SAVANNAH, Ga. (WSAV) – For many people across Savannah, Tammy Stone is a household name. She’s the smiling woman on Facebook Live who gives anyone who asks a platform to tell their stories to her engaging audience.

But before she was a community sensation, she was a single mother trying to take care of her four young children.

“I was on public assistance and not knowing how I was going to pay my bills,” remembers Stone. “[I was] literally having to feed my kids and pretend that I wasn’t hungry because there wasn’t enough food for everybody.”

College was an option for Stone, but never a desire. She says an entrepreneurial spirit led her in a different direction.

One of her first great opportunities came from a hair salon. The staff there offered to teach her how to style hair. It became both a source of income and a source of inspiration.

Later in life, Stone opened her own salon.

“You got some that are going to be like ‘Can you do this? Or, you do that?’ she said. “And I’m okay with that, but my biggest thing is that they love how they look when they leave the salon.”

Right now, Stone co-owns Xscape Hair Studio with one of her daughters in West Savannah. She says the name fits the purpose.

When people sit in her chair, when they sense her experience and her comfort with each tool, “you escape from all the trauma and drama from outside,” said Stone’s friend Davita Capers-London.

At one point, Stone’s careful hands stopped working when she developed a condition in her muscles. She left the salon to her daughter so she could recover in Massachusetts.

Eventually, she did.

“Sometimes its not about you, it’s not about me, but we have to go through things for God to help other people,” said Stone.

That love of God often brings Stone to the Sanctuary of Praise Church in West Savannah where she is an evangelist and often leads congregants in prayer.

Stone says prayer dominates her life.

“I do know one thing,” she said. “If you’ve gone through something in life — women’s issues, divorce single parent, suffering from sickness and then you have mental stuff — I’ve been through it all. And my thing is if you haven’t gone through these things, you may not be able to help someone else go through it.”

That realization is what led Stone to Facebook live. At first, she says her show, Tee Time with Tammy, was an effort to bring people to her former church. But now, she goes live every week.

“People said ‘We love you on there,'” said Stone. “So I said ‘okay, let me see what I can do with this.'”

To this day, Stone uses her platform to talk about community events. She moderates tough conversations about poverty and sometimes, she bakes.

“I just love the feeling that if I can help somebody, I have literally done what I’m supposed to do and that’s all that matters,” said Stone.

In other words, whether she is working with tea in her hands, with flour, with scissors, or with her hands up in prayer, Stone says she is doing it for the people around her.

“That’s her character, she can’t help it. And a lot of times… she feels our pain. And that’s the kind of friend that you need,” said Beverly O’Neal, one of Stone’s longtime friends.

“I love her.

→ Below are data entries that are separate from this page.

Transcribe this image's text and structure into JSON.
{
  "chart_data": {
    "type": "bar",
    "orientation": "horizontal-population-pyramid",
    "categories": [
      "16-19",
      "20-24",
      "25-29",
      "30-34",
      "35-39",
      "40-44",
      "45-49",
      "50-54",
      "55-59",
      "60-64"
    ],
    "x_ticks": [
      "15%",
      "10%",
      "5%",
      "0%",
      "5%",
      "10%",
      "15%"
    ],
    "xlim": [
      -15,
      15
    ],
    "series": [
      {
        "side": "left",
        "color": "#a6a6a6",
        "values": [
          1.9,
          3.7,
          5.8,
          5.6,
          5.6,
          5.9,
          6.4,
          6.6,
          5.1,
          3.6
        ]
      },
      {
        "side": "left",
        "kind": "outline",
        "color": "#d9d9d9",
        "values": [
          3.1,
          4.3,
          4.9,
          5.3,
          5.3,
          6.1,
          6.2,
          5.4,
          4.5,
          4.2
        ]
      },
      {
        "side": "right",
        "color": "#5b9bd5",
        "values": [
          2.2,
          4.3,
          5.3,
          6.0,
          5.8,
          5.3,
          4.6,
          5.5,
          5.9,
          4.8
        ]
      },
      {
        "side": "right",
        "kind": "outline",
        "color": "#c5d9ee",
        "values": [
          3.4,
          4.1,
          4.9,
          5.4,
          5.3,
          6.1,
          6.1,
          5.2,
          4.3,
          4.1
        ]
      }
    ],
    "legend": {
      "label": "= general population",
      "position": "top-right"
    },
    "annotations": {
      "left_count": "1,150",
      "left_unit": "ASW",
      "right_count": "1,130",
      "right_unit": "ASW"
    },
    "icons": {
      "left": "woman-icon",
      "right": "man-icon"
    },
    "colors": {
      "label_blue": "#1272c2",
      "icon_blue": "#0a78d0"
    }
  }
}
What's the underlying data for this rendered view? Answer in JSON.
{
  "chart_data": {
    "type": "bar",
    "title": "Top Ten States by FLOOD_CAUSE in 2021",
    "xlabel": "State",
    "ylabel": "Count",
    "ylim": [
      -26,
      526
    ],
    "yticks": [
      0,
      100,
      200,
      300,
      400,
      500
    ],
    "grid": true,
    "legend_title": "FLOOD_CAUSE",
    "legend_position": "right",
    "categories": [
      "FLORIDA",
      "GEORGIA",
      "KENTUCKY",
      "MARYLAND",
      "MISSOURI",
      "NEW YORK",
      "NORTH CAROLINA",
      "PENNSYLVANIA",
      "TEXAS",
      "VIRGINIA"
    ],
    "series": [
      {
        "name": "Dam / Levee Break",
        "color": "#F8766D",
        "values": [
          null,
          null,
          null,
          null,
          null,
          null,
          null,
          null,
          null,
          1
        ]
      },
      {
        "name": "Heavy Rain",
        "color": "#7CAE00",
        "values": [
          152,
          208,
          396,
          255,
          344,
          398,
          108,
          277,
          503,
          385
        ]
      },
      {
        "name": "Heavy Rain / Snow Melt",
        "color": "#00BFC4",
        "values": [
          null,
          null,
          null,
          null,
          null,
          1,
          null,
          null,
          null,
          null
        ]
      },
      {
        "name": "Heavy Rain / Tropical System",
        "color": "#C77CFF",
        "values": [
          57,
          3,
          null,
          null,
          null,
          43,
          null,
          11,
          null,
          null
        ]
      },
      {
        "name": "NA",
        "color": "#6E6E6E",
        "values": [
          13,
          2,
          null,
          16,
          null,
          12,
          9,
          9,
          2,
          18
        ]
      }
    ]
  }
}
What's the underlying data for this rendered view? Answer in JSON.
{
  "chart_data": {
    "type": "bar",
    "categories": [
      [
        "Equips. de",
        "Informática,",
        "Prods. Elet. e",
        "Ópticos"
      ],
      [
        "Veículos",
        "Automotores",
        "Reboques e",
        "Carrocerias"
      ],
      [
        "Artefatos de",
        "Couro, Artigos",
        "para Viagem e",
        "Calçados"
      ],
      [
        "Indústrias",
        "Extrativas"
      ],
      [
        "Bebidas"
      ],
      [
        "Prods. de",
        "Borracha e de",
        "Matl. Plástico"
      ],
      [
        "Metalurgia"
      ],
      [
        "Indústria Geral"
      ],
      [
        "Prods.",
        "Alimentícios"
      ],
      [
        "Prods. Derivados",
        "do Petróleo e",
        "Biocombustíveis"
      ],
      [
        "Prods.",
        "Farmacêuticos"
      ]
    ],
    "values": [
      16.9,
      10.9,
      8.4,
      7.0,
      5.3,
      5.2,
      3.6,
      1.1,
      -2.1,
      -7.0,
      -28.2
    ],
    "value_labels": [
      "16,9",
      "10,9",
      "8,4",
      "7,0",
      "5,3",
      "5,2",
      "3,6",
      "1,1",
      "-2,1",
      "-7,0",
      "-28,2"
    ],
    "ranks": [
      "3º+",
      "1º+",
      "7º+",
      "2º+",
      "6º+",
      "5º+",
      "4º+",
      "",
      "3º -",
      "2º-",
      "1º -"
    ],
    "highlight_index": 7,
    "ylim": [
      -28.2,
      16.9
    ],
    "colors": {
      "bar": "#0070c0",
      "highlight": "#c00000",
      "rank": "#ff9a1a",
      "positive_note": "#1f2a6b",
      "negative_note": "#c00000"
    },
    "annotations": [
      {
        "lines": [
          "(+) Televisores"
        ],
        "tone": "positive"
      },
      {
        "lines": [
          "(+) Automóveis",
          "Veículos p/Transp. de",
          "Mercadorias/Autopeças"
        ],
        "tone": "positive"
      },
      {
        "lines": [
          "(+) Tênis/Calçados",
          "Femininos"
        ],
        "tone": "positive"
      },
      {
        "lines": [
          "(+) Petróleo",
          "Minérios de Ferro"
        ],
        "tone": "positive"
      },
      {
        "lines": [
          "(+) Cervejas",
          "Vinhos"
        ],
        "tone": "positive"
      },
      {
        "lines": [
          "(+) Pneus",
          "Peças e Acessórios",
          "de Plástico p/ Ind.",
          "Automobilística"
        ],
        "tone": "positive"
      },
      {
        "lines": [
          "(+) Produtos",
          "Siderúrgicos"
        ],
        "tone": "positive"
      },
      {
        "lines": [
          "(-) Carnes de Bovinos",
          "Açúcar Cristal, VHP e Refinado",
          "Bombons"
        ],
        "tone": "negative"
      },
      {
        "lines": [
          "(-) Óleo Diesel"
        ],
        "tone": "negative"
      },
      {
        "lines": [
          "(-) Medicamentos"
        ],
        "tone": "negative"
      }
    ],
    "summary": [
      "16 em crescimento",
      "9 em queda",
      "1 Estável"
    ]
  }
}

Everybody’s not lucky to have a right hand and left hand friend and I do,” said Capers-London.

WSAV News 3’s Kelly Antonacci is featuring Remarkable Women every Tuesday of March, Women’s History Month.

Four finalists were chosen from more than 100 nominations from people throughout the Coastal Empire and Lowcountry.

The winner of WSAV’s contest will be announced on April 1 and will be considered for the “Nexstar Woman of the Year” award.